L'économiste français Alain Minc vient de sortir le livre «L'âme des nations» et dit: «...La dynamique capitaliste qui mène la planète fait que nous nous éloignons du centre du monde, désormais fixé entre Vancouver et Shanghai. La seule manière intelligente de gérer notre déclin est l'intégration européenne... Aujourd'hui il faut saisir la perche tendue par Angela Merkel, un projet fédéral avec élection du président de l'Europe...». Certes Minc n'est pas trop proche politiquement d'Hollande, mais Paul Goldschmidt de l'Institut Thomas More, ex-directeur aux Affaires Économiques et Financières de la Commission Européenne, disait de Hollande fin mai dans www.atlantico.fr: «Au dernier sommet européen de Bruxelles, François Hollande promettait plus de fédéralisme et de transferts de pouvoir». Sur www.euroactiv.fr, on dit de lui: «On peut soupçonner qu'il est fédéraliste».
En juin dernier, le journal Le Parisien écrivait: «Selon Hollande, la construction européenne est une suite de compromis et elle comporte déjà des éléments de fédéralisme, comme la BCE et la Cour européenne de Justice (CEJ)». Le président français François Hollande préconise en effet d'avancer «étape par étape» sur dix ans vers plus de fédéralisme européen.

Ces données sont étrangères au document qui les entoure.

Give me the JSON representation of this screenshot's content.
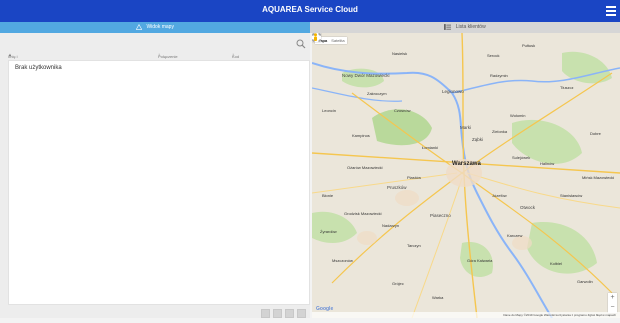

Jacques Attali, ancien conseiller du président socialiste Mitterrand, disait déjà début 2012 au magazine Jeune Afrique: «L'euro disparaîtra s'il n'y a pas de fédéralisme, car une monnaie ne peut exister sans pouvoir politique.»
Alors que dire à Marois?
Il aurait été surprenant que le même Hollande prêche pour la souveraineté de la Belle Province, alors que le fédéralisme européen fait partie de sa vision d'avenir pour la France. Se pourrait-il que l'atterrissage de Mme Marois sur le tarmac de Roissy Charles De Gaulle l'ait déçue quelque peu? Au moment où je finalise cet éditorial, Hollande vient de dire au côté de notre première ministre qu'il est «pour la continuité». Ce qui veut tout dire et rien dire. Il aurait aussi pu reprendre à son compte, pour satisfaire son invitée sans trahir ses propres idées, la formule d'un autre économiste réputé et socialiste comme lui, Jacques Delors, qui voyait pour l'Europe une fédération d'États Nations... une nouvelle idée pour le Canada peut-être, une fédération décentralisée!